Working with Gaines, Butler also focused on improving his ball handling so he can be more comfortable dribbling in the open floor. He also worked on sharpening his floater. He says he added 15 pounds of muscle, a result of spending much more time in the weight room over the past two summers. He’s up to 235 pounds from 220, while lowering his percentage of body fat to a measly 4 percent.

To achieve all of that, Butler woke up at 5;00 a.m. five days a week this off-season to arrive at the gym at Poway High School in San Diego by 6:00. He started his days performing skill work with trainer Chris Johnson before Gaines put him through a series of performance-training exercises, which included a blend of upper- and lower-body lifts. Next, Butler spent time in the film room with Johnson before getting back on the court to work on areas of concern that were exposed during the film session.

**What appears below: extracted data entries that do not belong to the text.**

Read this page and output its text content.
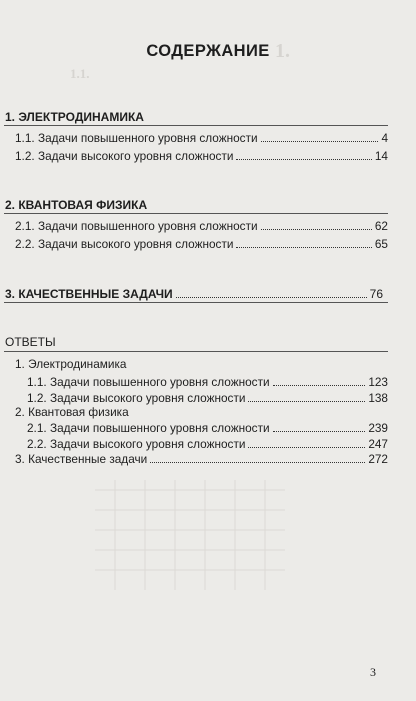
1.
1.1.
СОДЕРЖАНИЕ
1. ЭЛЕКТРОДИНАМИКА
1.1. Задачи повышенного уровня сложности	4
1.2. Задачи высокого уровня сложности	14
2. КВАНТОВАЯ ФИЗИКА
2.1. Задачи повышенного уровня сложности	62
2.2. Задачи высокого уровня сложности	65
3. КАЧЕСТВЕННЫЕ ЗАДАЧИ	76
ОТВЕТЫ
1. Электродинамика
1.1. Задачи повышенного уровня сложности	123
1.2. Задачи высокого уровня сложности	138
2. Квантовая физика
2.1. Задачи повышенного уровня сложности	239
2.2. Задачи высокого уровня сложности	247
3. Качественные задачи	272
3
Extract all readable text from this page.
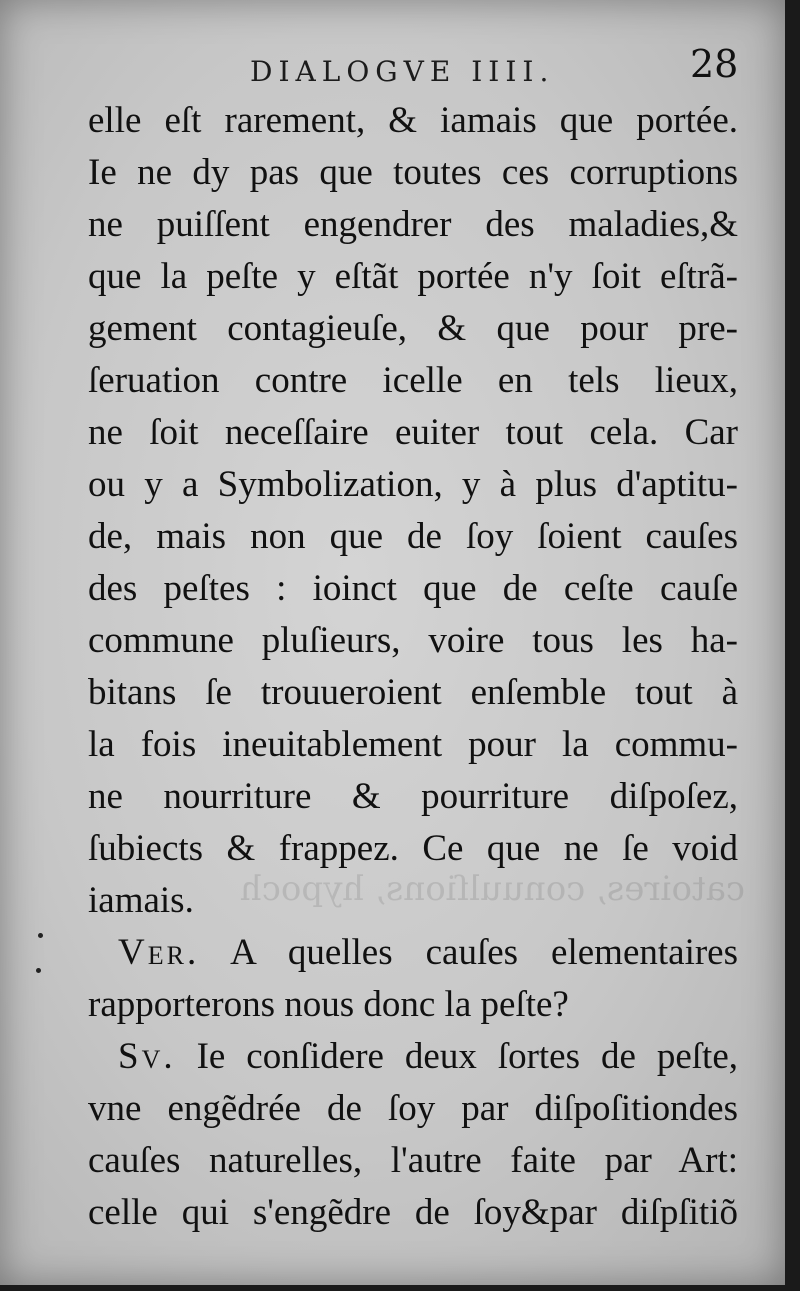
catoires, conuulſions, hypoch
DIALOGVE IIII.	28
elle eſt rarement, & iamais que portée.
Ie ne dy pas que toutes ces corruptions
ne puiſſent engendrer des maladies,&
que la peſte y eſtãt portée n'y ſoit eſtrã-
gement contagieuſe, & que pour pre-
ſeruation contre icelle en tels lieux,
ne ſoit neceſſaire euiter tout cela. Car
ou y a Symbolization, y à plus d'aptitu-
de, mais non que de ſoy ſoient cauſes
des peſtes : ioinct que de ceſte cauſe
commune pluſieurs, voire tous les ha-
bitans ſe trouueroient enſemble tout à
la fois ineuitablement pour la commu-
ne nourriture & pourriture diſpoſez,
ſubiects & frappez. Ce que ne ſe void
iamais.
Ver. A quelles cauſes elementaires
rapporterons nous donc la peſte?
Sv. Ie conſidere deux ſortes de peſte,
vne engẽdrée de ſoy par diſpoſitiondes
cauſes naturelles, l'autre faite par Art:
celle qui s'engẽdre de ſoy&par diſpſitiõ
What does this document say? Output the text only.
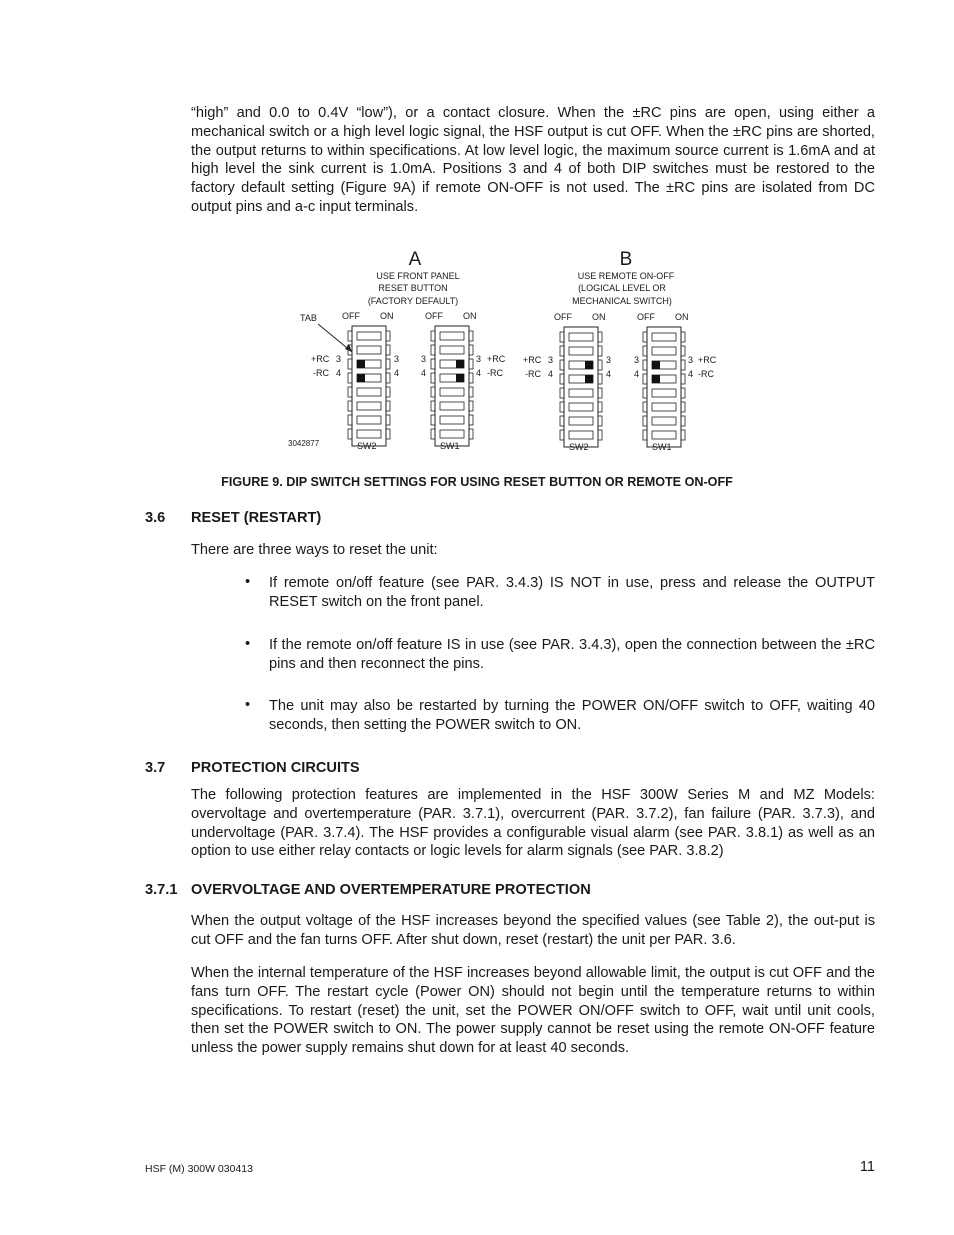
“high” and 0.0 to 0.4V “low”), or a contact closure. When the ±RC pins are open, using either a mechanical switch or a high level logic signal, the HSF output is cut OFF. When the ±RC pins are shorted, the output returns to within specifications. At low level logic, the maximum source current is 1.6mA and at high level the sink current is 1.0mA. Positions 3 and 4 of both DIP switches must be restored to the factory default setting (Figure 9A) if remote ON-OFF is not used. The ±RC pins are isolated from DC output pins and a-c input terminals.

A
USE FRONT PANEL
RESET BUTTON
(FACTORY DEFAULT)
TAB	OFF ON
+RC 3
-RC 4
3
4
SW2
OFF ON
3
4
3 +RC
4 -RC
SW1
3042877
B
USE REMOTE ON-OFF
(LOGICAL LEVEL OR
MECHANICAL SWITCH)
OFF ON
+RC 3
-RC 4
3
4
SW2
OFF ON
3
4
3 +RC
4 -RC
SW1
FIGURE 9. DIP SWITCH SETTINGS FOR USING RESET BUTTON OR REMOTE ON-OFF
3.6 RESET (RESTART)

There are three ways to reset the unit:

• If remote on/off feature (see PAR. 3.4.3) IS NOT in use, press and release the OUTPUT RESET switch on the front panel.

• If the remote on/off feature IS in use (see PAR. 3.4.3), open the connection between the ±RC pins and then reconnect the pins.

• The unit may also be restarted by turning the POWER ON/OFF switch to OFF, waiting 40 seconds, then setting the POWER switch to ON.

3.7 PROTECTION CIRCUITS

The following protection features are implemented in the HSF 300W Series M and MZ Models: overvoltage and overtemperature (PAR. 3.7.1), overcurrent (PAR. 3.7.2), fan failure (PAR. 3.7.3), and undervoltage (PAR. 3.7.4). The HSF provides a configurable visual alarm (see PAR. 3.8.1) as well as an option to use either relay contacts or logic levels for alarm signals (see PAR. 3.8.2)

3.7.1 OVERVOLTAGE AND OVERTEMPERATURE PROTECTION

When the output voltage of the HSF increases beyond the specified values (see Table 2), the out-put is cut OFF and the fan turns OFF. After shut down, reset (restart) the unit per PAR. 3.6.

When the internal temperature of the HSF increases beyond allowable limit, the output is cut OFF and the fans turn OFF. The restart cycle (Power ON) should not begin until the temperature returns to within specifications. To restart (reset) the unit, set the POWER ON/OFF switch to OFF, wait until unit cools, then set the POWER switch to ON. The power supply cannot be reset using the remote ON-OFF feature unless the power supply remains shut down for at least 40 seconds.

HSF (M) 300W 030413	11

Gaines had Butler perform Lunges and Box Jumps, which he says are his favorite exercise. Single-leg moves like Kettlebell RDLs are helpful, since so many athletic moves are performed on one leg rather than two. It’s just another step toward improving the durability of Butler’s body.

With stronger legs and a revamped diet, Butler hopes his health holds up and he can finally lead the Bulls to where they’ve dreamed of being the past two seasons: the NBA Finals. With Rose already dealing with another injury before the season even begins, Butler’s health has become more important than ever, and he knows it.

“Yes, I want to score X amount of points and get X amount of rebounds, and I want to help my team win,” Butler says. “But you can’t do it if you’re not healthy for the entire season.”